Gupta is “not just a pretty face,’’ said The Economist in an editorial. Gupta happens to be a practicing neurosurgeon and he’s also, crucially, an Indian-American. Doctors “with roots in the subcontinent are greatly over-represented among the country’s medical establishment, but have long felt neglected.” Installing Gupta as surgeon general would score Obama some political points with this growing constituency, as well as with Indian-Americans in general. As for those critics dismissing Gupta as a lightweight, said Troy Patterson in Slate.com, what exactly do they think a surgeon general does all day? “The gig is, at its best, pro-health PR work,” using the bully pulpit of the office to educate the public about their health—in other words, pretty much exactly what Gupta has been doing so successfully for years now on CNN. He’s a perfect fit.

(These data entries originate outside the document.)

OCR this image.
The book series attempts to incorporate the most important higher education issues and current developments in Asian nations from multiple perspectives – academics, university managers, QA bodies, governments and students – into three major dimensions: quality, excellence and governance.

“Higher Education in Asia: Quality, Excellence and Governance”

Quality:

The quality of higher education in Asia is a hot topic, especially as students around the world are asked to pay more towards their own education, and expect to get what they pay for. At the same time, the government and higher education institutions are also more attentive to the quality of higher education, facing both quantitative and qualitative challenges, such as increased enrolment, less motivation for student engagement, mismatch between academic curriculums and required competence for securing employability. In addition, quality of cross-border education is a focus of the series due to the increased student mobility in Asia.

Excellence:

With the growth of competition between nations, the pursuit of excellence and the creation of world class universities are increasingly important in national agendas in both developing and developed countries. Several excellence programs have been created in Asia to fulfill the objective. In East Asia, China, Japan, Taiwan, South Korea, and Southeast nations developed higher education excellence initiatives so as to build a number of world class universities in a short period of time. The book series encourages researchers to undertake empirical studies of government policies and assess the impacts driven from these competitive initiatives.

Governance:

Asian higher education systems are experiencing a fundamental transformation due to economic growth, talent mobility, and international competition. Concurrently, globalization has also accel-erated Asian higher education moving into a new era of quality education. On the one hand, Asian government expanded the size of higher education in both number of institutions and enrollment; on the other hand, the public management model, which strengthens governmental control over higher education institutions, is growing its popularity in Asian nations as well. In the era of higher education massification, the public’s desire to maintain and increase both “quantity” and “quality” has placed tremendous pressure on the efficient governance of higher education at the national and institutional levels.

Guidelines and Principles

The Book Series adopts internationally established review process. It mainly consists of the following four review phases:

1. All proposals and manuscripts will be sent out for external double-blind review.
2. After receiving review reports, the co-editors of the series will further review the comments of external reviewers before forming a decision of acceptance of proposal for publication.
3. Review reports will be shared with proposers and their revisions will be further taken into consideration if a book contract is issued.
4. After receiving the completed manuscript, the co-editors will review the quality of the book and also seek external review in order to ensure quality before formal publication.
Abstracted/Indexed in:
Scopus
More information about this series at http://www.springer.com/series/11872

I agree that the surgeon general needs to be a good communicator, said Peter Aldhous in NewScientist.com. “But is this particular communicator the best choice?” Gupta has enjoyed an unusually cozy and lucrative relationship with the drug industry over the years, and is known for constantly urging his viewers to demand the latest expensive medical screening procedure—“even when the scientific evidence indicates that it may not benefit patients.” I can see the logic of appointing a TV doctor to be surgeon general, but not if he’s a shill for Big Pharma and the HMOs. Consider the alternatives, though, said Bill Brownstein in the Montreal Gazette. With only a handful of TV doctors to choose from, we should be grateful Obama didn’t go with that “motormouth know-it-all,” Dr. Phil.